Several procedures have shown efficacy:
- vagus nerve stimulation, which involves implantation of battery-operated generator of intermittent electrical stimuli to an electrode wrapped around left vagus nerve. Some studies have shown it to have a greater than 50% reduction in seizures reported in more than half of the patients.
- corpus callosotomy, which has shown to be effective with atonic seizures. This procedure is considered in cases in which vagus nerve stimulation has failed
- transcranial direct current stimulation
- resection

===Diet===

A ketogenic diet is a diet that causes ketosis, a state in which there is an increased amount of ketones in the body. Adopting and maintaining a rigid diet may be difficult for some families. Short-term ketogenic diet might be associated with nonsignificant decreases in frequency of parent-reported seizures in children with LGS. A case series study showed 50% seizure reduction reported in almost half of children with LGS after 1 year of ketogenic diet. However, the strength of the study is challenged because it represents reports rather than scientific analysis of the clinical outcomes, such as in a randomized controlled trial.

==Prognosis==
The mortality rate ranges from 3–7% in a mean follow-up period of 8.5 to 9.7 years. Death is often related to accidents.

==Epidemiology==
LGS is seen in approximately 4% of children with epilepsy, and is more common in males than in females. Usual onset is between the ages of three and five. Children can have no neurological problems prior diagnosis, or have other forms of epilepsy. West syndrome is diagnosed in 20% of patients before it evolves into LGS at about 2 years old.

===Finland===
According to a 1997 community-based retrospective study in the Helsinki metropolitan area and the province of Uusimaa, the annual incidence of Lennox–Gastaut was 2 in 100,000 (0.002%) from 1975 to 1985.

===United States===
0.026% of all children in the Atlanta, Georgia metropolitan area were estimated to have LGS in 1997, which was defined as, "onset of multiple seizure types before age 11 years, with at least one seizure type resulting in falls, and an EEG demonstrating slow spike-wave complexes (<2.5 Hz)." The study concluded that LGS accounts for 4% of childhood epilepsies.

==Research==
Vigabatrin was found by Feucht et al. to be an effective add-on in patients whose seizures were not satisfactorily controlled by valproate. Out of 20 children, only 1 experienced a serious side effect (dyskinesia).

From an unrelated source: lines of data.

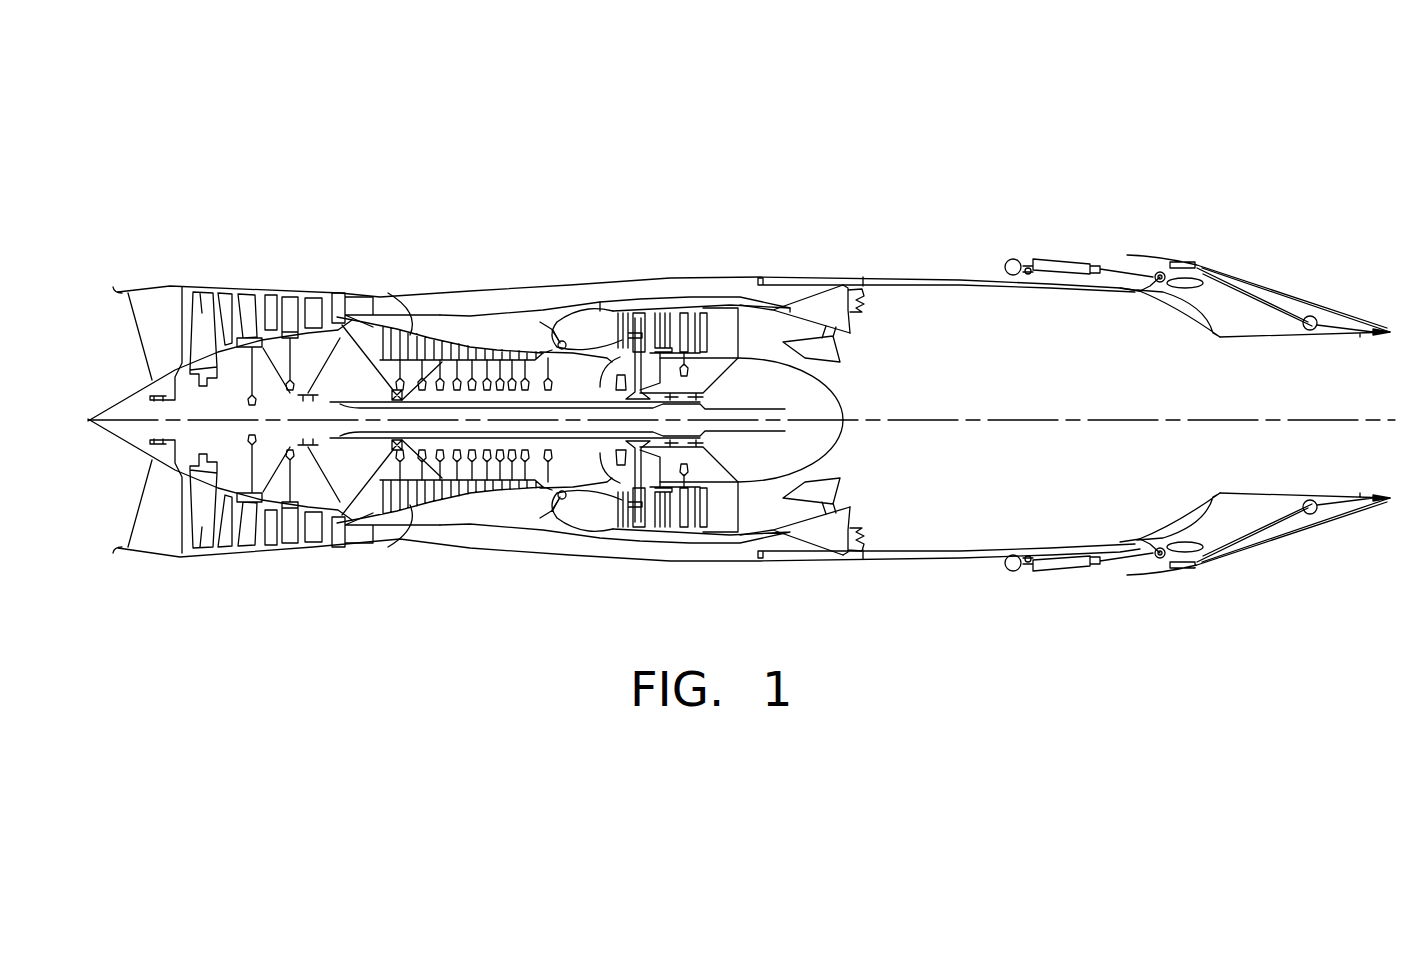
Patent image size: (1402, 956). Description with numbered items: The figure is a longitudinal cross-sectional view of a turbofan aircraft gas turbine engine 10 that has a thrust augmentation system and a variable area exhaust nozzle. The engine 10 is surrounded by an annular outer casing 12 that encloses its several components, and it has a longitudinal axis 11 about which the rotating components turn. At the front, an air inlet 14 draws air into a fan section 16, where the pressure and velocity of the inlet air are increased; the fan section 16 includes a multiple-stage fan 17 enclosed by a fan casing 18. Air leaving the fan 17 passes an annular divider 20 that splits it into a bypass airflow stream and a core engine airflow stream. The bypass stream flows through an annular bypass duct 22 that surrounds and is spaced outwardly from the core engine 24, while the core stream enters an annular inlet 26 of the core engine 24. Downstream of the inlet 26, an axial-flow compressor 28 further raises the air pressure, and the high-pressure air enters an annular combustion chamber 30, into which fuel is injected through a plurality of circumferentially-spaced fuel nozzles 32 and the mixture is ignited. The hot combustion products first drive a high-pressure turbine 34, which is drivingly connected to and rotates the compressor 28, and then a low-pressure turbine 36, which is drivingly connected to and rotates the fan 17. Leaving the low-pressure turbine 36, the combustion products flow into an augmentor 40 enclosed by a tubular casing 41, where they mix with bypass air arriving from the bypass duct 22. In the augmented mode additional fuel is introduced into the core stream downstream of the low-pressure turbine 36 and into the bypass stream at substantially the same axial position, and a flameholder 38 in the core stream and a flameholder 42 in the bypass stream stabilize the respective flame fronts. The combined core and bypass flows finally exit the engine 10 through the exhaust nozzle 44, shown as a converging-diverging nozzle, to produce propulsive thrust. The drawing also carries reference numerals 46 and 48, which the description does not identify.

The aircraft gas turbine engine 10 is at (232, 112).
The longitudinal axis 11 is at (1200, 415).
The outer casing 12 is at (470, 296).
The air inlet 14 is at (113, 327).
The fan section 16 is at (212, 237).
The fan 17 is at (203, 300).
The fan casing 18 is at (282, 298).
The annular divider 20 is at (350, 300).
The bypass duct 22 is at (440, 300).
The core engine 24 is at (527, 578).
The annular inlet 26 is at (372, 340).
The axial-flow compressor 28 is at (458, 368).
The combustion chamber 30 is at (581, 333).
The fuel nozzles 32 is at (557, 322).
The high-pressure turbine 34 is at (610, 366).
The low-pressure turbine 36 is at (668, 312).
The flameholder 38 is at (841, 353).
The augmentor 40 is at (1032, 369).
The tubular casing 41 is at (895, 278).
The flameholder 42 is at (868, 307).
The exhaust nozzle 44 is at (1206, 337).
The turbine casing 46 is at (621, 282).
The fan frame 48 is at (412, 325).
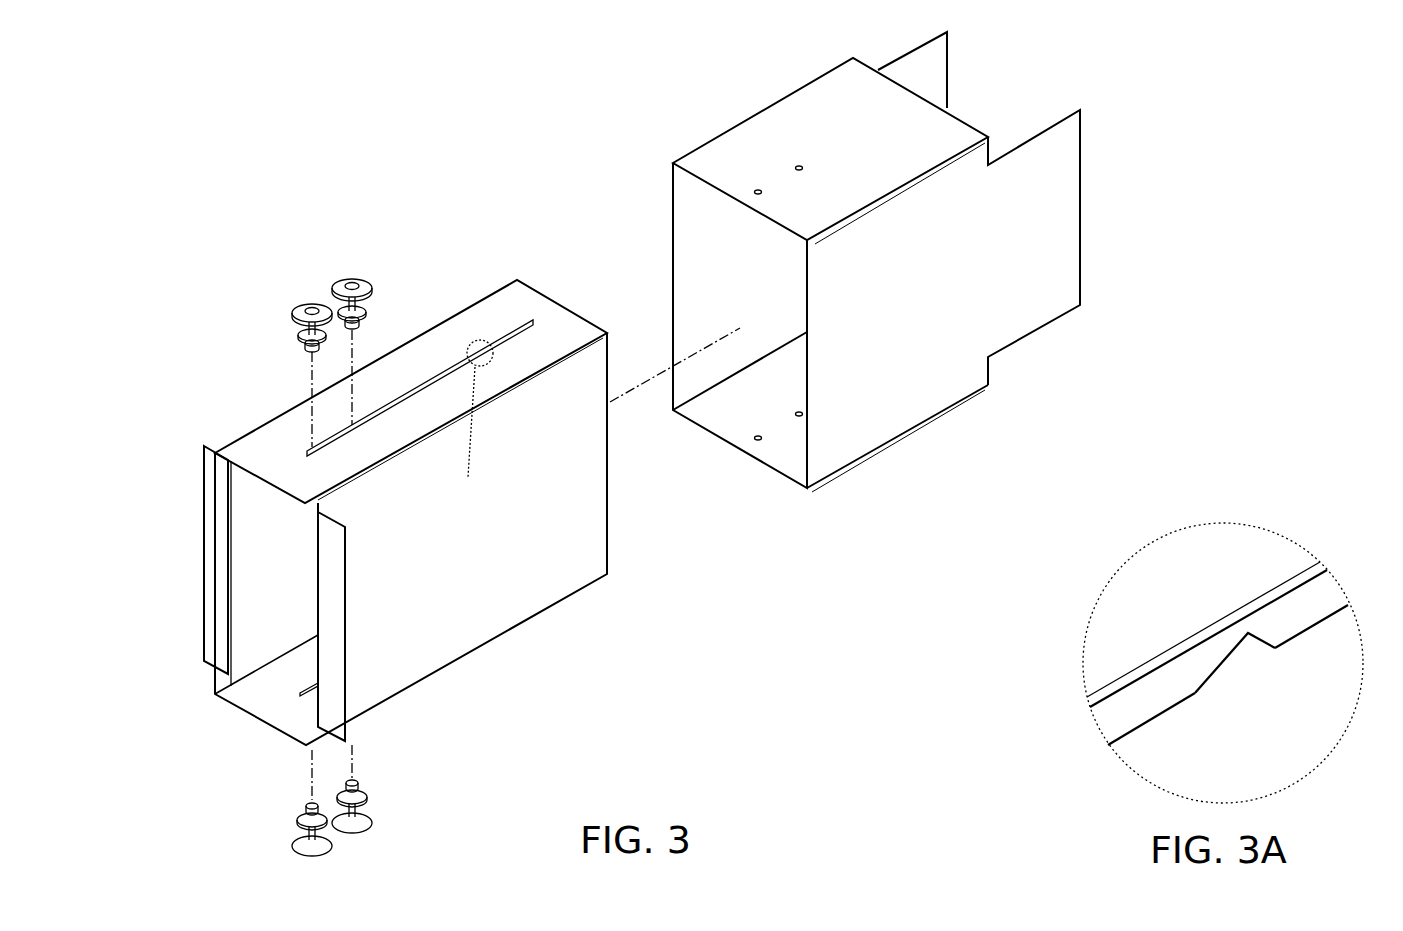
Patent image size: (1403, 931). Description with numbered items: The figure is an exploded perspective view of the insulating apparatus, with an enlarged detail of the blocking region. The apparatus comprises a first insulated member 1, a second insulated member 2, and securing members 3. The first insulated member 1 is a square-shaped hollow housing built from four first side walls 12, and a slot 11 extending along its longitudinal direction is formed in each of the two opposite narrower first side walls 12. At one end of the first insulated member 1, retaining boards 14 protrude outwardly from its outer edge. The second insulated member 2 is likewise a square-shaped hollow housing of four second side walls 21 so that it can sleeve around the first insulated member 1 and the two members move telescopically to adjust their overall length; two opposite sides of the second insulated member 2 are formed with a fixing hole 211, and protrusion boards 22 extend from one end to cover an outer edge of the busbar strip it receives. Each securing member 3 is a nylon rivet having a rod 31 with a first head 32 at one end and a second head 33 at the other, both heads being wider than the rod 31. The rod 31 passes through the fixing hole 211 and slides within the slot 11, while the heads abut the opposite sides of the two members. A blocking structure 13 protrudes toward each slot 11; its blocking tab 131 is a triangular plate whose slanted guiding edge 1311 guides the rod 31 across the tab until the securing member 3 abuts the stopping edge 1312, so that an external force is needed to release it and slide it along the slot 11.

In FIG. 3, the first insulated member 1 is at (433, 316).
In FIG. 3, the slot 11 is at (325, 440).
In FIG. 3A, the slot 11 is at (1135, 700).
In FIG. 3, the first side wall 12 is at (500, 305).
In FIG. 3, the blocking structure 13 is at (490, 360).
In FIG. 3A, the blocking structure 13 is at (1220, 657).
In FIG. 3A, the blocking tab 131 is at (1242, 655).
In FIG. 3A, the guiding edge 1311 is at (1213, 672).
In FIG. 3A, the stopping edge 1312 is at (1273, 630).
In FIG. 3, the retaining board 14 is at (215, 545).
In FIG. 3, the second insulated member 2 is at (673, 140).
In FIG. 3, the second side wall 21 is at (805, 100).
In FIG. 3, the fixing hole 211 is at (755, 188).
In FIG. 3, the protrusion board 22 is at (1035, 305).
In FIG. 3, the securing member 3 is at (292, 288).
In FIG. 3, the rod 31 is at (300, 335).
In FIG. 3, the first head 32 is at (298, 346).
In FIG. 3, the second head 33 is at (305, 312).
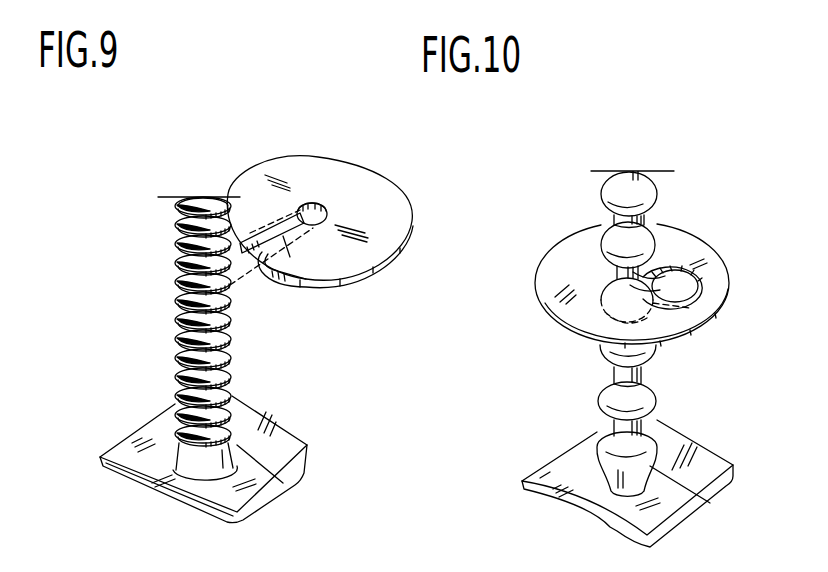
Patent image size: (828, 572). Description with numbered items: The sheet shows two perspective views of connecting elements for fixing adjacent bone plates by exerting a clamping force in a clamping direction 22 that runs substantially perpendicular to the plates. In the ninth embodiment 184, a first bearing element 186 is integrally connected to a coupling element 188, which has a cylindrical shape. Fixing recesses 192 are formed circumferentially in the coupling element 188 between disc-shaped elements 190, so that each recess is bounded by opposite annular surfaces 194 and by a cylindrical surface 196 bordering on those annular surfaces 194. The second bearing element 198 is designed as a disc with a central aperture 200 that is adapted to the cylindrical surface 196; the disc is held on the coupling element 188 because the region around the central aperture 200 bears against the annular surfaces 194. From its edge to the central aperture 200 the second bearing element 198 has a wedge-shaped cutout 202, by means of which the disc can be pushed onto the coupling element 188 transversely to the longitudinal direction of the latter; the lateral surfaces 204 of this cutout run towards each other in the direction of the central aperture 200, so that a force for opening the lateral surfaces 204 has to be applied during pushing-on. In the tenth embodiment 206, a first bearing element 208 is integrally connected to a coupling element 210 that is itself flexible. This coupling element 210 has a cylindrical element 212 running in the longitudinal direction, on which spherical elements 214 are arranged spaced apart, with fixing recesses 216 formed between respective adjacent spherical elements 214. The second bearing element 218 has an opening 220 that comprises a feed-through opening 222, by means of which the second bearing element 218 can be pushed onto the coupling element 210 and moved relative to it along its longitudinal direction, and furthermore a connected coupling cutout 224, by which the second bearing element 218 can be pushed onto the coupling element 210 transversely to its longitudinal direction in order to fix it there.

In FIG. 9, the clamping direction 22 is at (203, 152).
In FIG. 10, the clamping direction 22 is at (506, 449).
In FIG. 9, the ninth embodiment 184 is at (100, 172).
In FIG. 9, the first bearing element 186 is at (144, 504).
In FIG. 9, the coupling element 188 is at (166, 247).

Zonisamide showed promise in an overview of controlled and uncontrolled trials conducted in Japan. However, in a physician survey conducted December 2004, only 28% of Lennox–Gastaut and West syndrome patients improved on zonisamide.

Soticlestat is an investigational anticonvulsant that was well tolerated and reduced seizure frequency in a phase 2 clinical study for the treatment of Lennox–Gastaut syndrome and began phase 3 trials in 2022.

==Lennox–Gastaut Syndrome Foundation==

The Lennox–Gastaut Syndrome (LGS) Foundation, based in San Diego, California, is dedicated to improving the lives of those impacted by LGS through advancing research, awareness, education, and family support. The organization's slogan is: "The challenges are tough. So are we".